Tuesday’s transfer marks the most recent escalation in Sánchez’s more and more private confrontation with main know-how corporations and their billionaire homeowners — a marketing campaign that has included regulatory threats, public clashes with Elon Musk and Pavel Durov, and broader calls in Madrid for tighter platform controls.
In a letter to the Public Prosecutor’s Workplace first reported by Spanish newspaper El País, Sánchez’s authorities cites the abundance of AI-generated baby sexual abuse materials on social media platforms and requests an investigation be launched to find out if their operators have “felony legal responsibility … because of the management they exert over content material.”
Sánchez additionally argued the investigation request is prompted by a brand new technical report collectively ready by Spain’s Ministries of the Presidency, Digital Transformation, and Youth, which depicts the digital setting as a spot “characterised by impunity and tolerance of felony practices that jeopardize the privateness, picture, and freedom of minors.”
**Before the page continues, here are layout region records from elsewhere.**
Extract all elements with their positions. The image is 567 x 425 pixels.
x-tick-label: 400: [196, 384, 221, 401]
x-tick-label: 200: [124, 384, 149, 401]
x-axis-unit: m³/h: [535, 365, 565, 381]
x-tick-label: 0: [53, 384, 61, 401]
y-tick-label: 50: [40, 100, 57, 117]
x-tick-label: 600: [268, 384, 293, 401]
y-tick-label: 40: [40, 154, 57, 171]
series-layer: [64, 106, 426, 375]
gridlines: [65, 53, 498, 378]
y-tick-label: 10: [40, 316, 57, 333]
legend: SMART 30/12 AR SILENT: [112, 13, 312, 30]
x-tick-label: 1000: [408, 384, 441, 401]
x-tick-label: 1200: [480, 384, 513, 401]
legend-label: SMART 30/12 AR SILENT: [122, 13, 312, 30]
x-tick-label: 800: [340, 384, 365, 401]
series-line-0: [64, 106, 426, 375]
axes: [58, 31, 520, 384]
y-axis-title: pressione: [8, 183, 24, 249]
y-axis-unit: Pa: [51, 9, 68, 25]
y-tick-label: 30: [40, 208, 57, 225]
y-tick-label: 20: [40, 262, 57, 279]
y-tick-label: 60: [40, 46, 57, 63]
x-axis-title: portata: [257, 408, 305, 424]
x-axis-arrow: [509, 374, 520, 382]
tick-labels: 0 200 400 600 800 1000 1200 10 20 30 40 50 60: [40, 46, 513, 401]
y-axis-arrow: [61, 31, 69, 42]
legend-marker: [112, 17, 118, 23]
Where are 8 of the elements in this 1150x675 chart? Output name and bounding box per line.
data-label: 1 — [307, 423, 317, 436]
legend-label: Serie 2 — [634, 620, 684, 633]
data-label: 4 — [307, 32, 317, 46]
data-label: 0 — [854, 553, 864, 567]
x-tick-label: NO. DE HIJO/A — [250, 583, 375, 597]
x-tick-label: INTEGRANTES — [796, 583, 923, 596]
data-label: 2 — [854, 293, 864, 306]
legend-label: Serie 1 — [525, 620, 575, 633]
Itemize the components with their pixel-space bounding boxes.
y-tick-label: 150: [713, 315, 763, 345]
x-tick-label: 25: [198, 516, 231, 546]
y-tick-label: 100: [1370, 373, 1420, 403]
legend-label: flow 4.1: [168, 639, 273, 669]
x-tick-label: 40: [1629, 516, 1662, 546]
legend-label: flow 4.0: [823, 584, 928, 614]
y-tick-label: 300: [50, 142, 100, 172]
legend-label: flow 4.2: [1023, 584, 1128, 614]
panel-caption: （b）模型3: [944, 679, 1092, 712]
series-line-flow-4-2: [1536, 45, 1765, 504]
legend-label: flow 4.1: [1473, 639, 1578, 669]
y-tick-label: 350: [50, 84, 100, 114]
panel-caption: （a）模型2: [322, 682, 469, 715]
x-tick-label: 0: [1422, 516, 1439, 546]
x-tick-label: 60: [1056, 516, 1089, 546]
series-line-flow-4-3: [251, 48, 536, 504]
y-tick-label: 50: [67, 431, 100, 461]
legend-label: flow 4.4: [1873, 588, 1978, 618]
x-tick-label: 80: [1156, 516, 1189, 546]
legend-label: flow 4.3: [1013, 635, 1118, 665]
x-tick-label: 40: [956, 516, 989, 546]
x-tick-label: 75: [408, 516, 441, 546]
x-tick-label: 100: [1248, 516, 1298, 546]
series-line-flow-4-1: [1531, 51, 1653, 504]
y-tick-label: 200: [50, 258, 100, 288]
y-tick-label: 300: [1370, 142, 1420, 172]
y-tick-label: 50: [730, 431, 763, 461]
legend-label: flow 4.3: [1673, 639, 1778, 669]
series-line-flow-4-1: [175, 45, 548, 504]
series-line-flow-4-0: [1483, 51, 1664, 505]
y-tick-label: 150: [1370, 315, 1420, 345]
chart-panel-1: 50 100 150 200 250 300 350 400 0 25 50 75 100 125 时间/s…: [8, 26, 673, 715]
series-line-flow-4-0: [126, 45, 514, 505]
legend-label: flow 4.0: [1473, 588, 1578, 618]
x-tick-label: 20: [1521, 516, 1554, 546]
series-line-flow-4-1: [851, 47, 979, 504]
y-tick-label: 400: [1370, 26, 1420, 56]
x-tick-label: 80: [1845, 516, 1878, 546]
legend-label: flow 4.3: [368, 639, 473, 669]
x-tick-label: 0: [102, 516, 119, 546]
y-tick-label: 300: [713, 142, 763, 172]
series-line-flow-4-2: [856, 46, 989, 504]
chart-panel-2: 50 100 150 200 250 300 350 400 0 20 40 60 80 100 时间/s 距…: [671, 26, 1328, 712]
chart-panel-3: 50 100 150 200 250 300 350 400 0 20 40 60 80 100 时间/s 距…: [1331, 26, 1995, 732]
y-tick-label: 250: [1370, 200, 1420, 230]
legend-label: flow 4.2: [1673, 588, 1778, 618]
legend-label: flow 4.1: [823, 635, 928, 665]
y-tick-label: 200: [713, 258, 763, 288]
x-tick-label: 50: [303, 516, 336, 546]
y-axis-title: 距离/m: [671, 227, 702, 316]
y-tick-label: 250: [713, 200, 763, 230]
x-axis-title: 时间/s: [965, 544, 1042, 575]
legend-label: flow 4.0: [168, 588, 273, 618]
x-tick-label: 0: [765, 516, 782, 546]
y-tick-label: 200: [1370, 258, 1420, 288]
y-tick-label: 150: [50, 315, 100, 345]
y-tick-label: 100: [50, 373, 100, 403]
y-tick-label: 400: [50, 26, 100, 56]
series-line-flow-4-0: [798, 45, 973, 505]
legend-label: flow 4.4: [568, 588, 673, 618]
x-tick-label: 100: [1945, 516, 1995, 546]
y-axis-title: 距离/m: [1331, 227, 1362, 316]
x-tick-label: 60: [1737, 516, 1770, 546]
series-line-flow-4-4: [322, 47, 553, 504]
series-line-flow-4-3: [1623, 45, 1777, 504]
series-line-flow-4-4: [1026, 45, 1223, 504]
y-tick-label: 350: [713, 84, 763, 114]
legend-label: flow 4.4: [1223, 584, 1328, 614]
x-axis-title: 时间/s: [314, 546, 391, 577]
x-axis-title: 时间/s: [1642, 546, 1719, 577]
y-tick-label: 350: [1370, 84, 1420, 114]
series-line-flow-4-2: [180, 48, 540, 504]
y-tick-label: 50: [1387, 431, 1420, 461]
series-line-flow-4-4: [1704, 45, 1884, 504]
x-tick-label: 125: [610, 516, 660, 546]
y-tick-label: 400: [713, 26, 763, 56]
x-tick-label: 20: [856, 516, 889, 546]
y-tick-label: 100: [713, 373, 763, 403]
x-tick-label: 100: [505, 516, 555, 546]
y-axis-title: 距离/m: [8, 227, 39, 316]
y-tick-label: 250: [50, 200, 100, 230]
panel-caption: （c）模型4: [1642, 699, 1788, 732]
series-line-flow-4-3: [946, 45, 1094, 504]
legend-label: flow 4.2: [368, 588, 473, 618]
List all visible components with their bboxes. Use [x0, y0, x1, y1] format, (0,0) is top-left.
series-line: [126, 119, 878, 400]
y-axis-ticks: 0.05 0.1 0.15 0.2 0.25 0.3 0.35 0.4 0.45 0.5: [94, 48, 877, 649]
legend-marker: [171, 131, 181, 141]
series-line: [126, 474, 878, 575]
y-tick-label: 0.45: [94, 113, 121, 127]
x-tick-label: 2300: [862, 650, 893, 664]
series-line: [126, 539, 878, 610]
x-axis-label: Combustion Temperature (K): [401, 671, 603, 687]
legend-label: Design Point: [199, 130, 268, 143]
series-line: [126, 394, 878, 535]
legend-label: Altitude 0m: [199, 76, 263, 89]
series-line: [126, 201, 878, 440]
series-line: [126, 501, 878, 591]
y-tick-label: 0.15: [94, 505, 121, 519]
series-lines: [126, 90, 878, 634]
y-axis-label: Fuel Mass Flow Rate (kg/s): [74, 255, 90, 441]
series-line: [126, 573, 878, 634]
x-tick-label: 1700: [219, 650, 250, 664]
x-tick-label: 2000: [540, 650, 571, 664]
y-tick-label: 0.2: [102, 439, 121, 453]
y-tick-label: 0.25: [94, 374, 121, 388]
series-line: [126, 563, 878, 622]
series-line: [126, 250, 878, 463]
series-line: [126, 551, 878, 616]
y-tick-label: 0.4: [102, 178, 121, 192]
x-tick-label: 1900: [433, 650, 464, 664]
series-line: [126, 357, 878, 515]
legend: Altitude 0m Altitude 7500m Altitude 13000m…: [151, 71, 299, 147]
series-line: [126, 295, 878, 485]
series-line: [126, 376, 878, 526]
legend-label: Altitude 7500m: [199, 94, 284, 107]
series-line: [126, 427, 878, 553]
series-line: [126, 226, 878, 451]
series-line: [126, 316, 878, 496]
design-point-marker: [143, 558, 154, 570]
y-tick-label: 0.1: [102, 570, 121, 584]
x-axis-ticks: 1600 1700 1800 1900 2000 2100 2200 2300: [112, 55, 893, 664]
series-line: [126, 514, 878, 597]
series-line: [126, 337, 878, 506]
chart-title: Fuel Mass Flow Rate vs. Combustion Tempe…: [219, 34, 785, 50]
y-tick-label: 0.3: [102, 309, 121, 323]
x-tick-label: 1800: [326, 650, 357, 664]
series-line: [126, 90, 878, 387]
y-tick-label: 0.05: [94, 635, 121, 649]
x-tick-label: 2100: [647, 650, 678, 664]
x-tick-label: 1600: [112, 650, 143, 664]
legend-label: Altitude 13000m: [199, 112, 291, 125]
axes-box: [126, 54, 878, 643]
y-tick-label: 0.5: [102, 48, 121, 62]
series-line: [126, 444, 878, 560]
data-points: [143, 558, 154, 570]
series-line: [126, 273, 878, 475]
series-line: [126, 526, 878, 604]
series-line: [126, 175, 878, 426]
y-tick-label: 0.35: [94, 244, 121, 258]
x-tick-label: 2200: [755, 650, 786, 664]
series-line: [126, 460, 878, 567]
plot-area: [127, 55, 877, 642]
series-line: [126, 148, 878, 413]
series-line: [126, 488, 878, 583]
Spain’s constitutional separation of powers signifies that the chief can’t order a felony probe be launched. The choice to analyze the tech giants can be as much as Legal professional Common Teresa Peramato, who’s required to hunt the recommendation of the Board of Prosecutors of the nation’s Supreme Court docket earlier than taking additional motion.
Sánchez’s request that the tech giants be the topic of a felony investigation comes simply two weeks after French authorities raided X’s headquarters in Paris as a part of a probe wanting into the proliferation of sexually express deepfakes generated by the platform’s Grok AI chatbot. The European Fee has additionally opened an investigation into X for a similar motive, and is exploring a wider ban on AI-powered apps that undress individuals on-line.
Earlier this month, the Spanish chief introduced he would ban youngsters below the age of 16 from accessing social media. He’s additionally proposing tech big executives be held criminally accountable for repeat violations that happen on their platforms, and for algorithm manipulation to be made a criminal offense.
Spain’s Youth Minister Sira Rego has floated banning X outright, whereas Deputy Prime Minister Yolanda Díaz mentioned earlier this month she had left the platform, arguing that remaining customers had been “feeding the politics of hatred” and urging sweeping regulation of huge U.S. tech companies.
Aitor Hernández-Morales contributed to this report.